Who can doubt, on visiting Venice, that this abundant flower of aesthetic endeavor was rooted in faith and watered by penitential tears? Surely, if we want to build settlements today we should heed the lesson of Venice. We should begin always with an act of consecration, since we thereby put down the real roots of a community.

He argued for architecture that amplifies our humanity, fosters human flourishing, and unites neighborhoods, rather than indulging in what he called “eccentricities and original gestures.”

He articulated a conservative vision of society, one attached to family, friends, religion, and one’s immediate environment. He criticized Islam, homosexuality, and globablist, corporatist networks that undermined national and local forms of life. Such beliefs intensified antagonism towards him from the Left, especially after the British government installed him as chair of its new Building Better, Building Beautiful Commission, an initiative to promote more beautiful (and liveable) urban spaces.

A reporter from the New Statesman purposefully took several of his statements out of context in order to make Scruton appear antisemitic—an egregious misdeed, for which the publication was later forced to apologize. Yet the damage was done, and Scruton was sacked. (The reporter celebrated by drinking champagne and calling Scruton a racist and a homophobe.) Though he was reappointed in July 2019, he was already beginning to succumb to cancer.
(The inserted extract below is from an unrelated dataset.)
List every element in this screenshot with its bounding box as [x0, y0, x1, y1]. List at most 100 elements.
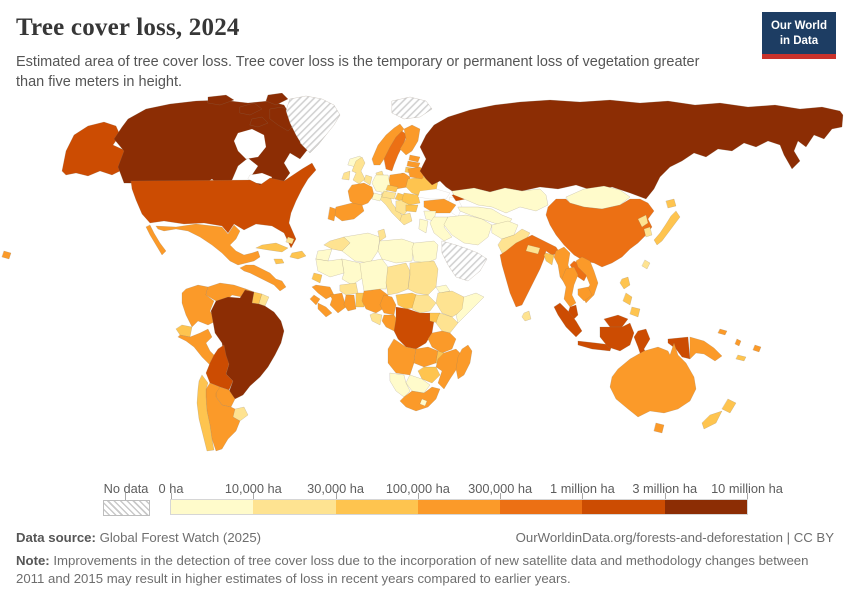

Scruton was prolific, authoring more than fifty books on philosophy, art, music, politics, literature, culture, sexuality, and religion, as well as novels and two operas. His How to Be a Conservative and Sexual Desire are especially influential. He was also known as friendly, charitable, and accessible—something to which Rod Dreher attested in his memorial for the philosopher at The American Conservative, one of many publications for which Scruton wrote.

Sadly, Scruton never made the move to Catholicism. He explained: “There are two reasons why I held back from joining the Catholic Church. One is that it requires a bigger leap of faith than I’ve been able to achieve. And the other is that, because I’m divorced, I couldn’t possibly get married a second time in the Catholic Church.” All the same, Scruton was a powerful force for truth, goodness, and beauty in the world, which overlapped in great measure with the mission and teachings of Rome. Maybe that’s why he carried a St. Francis of Assisi prayer card with him everywhere he went.

Scruton is one Anglican thinker who is worthy not only of our intellectual interest but our prayers. May he rest in peace.